Piracy Above, Politics Below
As the Polish LOT airliner approached East Berlin on a flight out of Warsaw, two young East Germans walked into the crew cabin. One of them clubbed the flight engineer with his gun butt. The other pressed his revolver against Pilot Ryszard Dabrowski's neck and told him to head for West Berlin. Two Soviet MIGs screamed up alongside the IIyushin-18 turboprop, but not even their buzzing could dissuade the hijackers. When the plane landed at Tegel Airport in the French sector of West Berlin, they handed over passports and guns (which turned out to be unloaded) and announced: "We are asking for asylum."
Thus did one of the less attractive customs of the West come to the Communist world for the first time since 1956, when a Hungarian airliner was seized and diverted to West Germany. In another episode, a gun-waving 17-year-old from Detroit forced the crew of a Mexico City to Miami Pan American jetliner to fly to Havana. The two hijackings brought to 56 the total reported this year (47 to Havana alone). They also proved once again that no airliner anywhere is immune.

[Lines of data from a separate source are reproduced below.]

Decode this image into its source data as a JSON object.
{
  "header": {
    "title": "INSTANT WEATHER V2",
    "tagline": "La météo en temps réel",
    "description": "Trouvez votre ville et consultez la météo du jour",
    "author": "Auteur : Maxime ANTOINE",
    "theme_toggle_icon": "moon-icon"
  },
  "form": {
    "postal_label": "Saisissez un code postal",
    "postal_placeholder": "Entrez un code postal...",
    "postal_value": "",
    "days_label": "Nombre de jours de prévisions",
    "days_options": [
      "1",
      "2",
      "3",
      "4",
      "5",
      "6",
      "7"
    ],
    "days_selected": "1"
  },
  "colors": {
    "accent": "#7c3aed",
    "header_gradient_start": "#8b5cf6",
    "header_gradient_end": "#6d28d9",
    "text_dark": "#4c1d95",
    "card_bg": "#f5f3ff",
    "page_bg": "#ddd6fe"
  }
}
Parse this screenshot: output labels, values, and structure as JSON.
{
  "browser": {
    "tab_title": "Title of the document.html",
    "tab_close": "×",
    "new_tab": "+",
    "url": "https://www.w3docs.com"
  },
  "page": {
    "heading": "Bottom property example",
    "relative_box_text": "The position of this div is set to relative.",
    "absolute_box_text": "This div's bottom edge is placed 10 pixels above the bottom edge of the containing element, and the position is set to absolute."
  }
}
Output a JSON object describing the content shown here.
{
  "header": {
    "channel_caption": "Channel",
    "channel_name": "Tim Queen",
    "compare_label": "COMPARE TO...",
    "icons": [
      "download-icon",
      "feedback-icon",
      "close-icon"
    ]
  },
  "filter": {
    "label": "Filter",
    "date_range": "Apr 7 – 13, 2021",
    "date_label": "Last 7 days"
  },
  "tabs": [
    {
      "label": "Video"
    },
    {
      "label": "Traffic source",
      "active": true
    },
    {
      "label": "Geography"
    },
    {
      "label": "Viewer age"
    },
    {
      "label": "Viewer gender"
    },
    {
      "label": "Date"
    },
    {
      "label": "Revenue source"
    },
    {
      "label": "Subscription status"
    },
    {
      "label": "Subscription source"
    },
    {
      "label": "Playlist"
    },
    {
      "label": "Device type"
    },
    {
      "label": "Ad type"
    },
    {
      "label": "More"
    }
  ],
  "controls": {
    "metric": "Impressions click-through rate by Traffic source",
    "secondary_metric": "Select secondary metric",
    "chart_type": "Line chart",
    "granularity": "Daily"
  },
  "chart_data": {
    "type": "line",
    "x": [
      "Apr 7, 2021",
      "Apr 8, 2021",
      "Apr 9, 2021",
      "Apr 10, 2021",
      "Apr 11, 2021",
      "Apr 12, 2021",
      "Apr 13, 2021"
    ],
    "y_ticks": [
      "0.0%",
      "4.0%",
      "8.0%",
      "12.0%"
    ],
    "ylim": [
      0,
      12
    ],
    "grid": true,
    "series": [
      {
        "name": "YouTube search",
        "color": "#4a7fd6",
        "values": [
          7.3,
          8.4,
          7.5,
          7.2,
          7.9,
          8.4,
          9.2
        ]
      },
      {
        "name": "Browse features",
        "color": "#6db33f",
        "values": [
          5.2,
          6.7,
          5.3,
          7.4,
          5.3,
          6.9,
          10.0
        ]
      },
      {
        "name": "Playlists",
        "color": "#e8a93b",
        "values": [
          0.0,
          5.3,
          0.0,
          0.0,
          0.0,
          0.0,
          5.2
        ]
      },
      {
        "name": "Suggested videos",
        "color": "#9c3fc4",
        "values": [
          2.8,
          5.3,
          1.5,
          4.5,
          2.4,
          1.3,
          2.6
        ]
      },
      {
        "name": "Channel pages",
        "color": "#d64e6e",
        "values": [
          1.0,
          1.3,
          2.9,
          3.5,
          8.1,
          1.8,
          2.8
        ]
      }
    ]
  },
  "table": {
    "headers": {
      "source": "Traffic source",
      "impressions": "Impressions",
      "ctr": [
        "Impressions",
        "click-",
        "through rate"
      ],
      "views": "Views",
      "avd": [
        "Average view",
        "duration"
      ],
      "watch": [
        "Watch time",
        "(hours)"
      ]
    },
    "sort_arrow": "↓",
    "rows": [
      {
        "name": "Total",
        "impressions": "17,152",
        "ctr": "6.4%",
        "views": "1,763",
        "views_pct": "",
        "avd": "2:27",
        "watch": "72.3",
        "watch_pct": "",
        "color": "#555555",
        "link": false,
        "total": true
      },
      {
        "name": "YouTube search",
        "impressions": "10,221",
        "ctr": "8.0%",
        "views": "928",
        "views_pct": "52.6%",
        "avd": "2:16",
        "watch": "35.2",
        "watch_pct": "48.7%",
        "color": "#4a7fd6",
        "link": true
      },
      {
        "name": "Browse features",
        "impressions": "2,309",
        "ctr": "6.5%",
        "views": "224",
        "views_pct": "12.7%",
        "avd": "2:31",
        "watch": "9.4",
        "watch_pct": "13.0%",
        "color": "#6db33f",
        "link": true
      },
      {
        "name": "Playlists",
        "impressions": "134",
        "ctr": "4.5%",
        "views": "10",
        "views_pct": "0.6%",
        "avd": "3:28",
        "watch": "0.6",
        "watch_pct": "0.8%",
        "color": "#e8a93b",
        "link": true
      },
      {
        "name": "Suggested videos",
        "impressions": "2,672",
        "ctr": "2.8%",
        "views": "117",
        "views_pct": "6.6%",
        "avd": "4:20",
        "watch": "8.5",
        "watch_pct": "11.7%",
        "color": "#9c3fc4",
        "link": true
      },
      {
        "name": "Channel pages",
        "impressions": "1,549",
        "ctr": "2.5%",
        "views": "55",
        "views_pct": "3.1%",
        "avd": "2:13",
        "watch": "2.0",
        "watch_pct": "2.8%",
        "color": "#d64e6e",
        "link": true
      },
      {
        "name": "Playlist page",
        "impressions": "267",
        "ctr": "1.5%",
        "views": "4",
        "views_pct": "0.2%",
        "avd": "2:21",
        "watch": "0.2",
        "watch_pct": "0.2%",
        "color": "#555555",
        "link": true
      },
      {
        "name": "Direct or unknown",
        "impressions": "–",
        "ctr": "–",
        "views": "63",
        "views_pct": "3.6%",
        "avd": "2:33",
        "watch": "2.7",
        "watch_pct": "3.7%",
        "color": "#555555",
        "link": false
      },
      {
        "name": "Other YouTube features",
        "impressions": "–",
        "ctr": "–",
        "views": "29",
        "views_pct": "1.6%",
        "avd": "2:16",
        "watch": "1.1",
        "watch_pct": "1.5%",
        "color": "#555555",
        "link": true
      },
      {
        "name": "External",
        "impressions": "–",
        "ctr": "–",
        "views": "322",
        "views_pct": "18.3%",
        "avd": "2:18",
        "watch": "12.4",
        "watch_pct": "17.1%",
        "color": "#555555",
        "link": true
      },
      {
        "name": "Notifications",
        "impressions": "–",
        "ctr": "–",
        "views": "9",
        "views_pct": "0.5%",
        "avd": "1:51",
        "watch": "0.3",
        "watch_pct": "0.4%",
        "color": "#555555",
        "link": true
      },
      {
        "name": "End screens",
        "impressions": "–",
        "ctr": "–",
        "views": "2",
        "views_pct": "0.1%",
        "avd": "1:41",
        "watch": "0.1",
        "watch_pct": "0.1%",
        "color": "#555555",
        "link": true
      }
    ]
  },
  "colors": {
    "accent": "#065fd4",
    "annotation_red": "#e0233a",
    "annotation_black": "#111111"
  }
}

Issue of Asylum. Extradition and punishment of hijackers could discourage the practice, but as the LOT incident showed, piracy in the air is encouraged by politicking on the ground. Poland demanded that the two East Germans be sent to Warsaw for prosecution. But French occupation officials in West Berlin, on instructions from Paris, granted them asylum. The hijackers were not exactly home free. France announced plans to try them in its military-mission court in Berlin on as yet unspecified charges. The compromise will not please those who argue that, as President Nixon told the U.N. last month, "sky piracy cannot be ended as long as the pirates receive asylum." While most nations have stiff antihijacking statutes for their own citizens (U.S. law provides a maximum penalty of death), there is no international law on the subject. Nor is there yet much sentiment outside the U.S. for modifying the right of political asylum to dissuade hijackers.
Next month 116 nations will begin observing the International Civil Aviation Organization's Tokyo Convention, which provides for prompt return of hijacked planes and passengersbut not the hijackers. The ICAO has drafted a treaty that would make prosecution or extradition of hijackers mandatory, but its chances for approval are poor.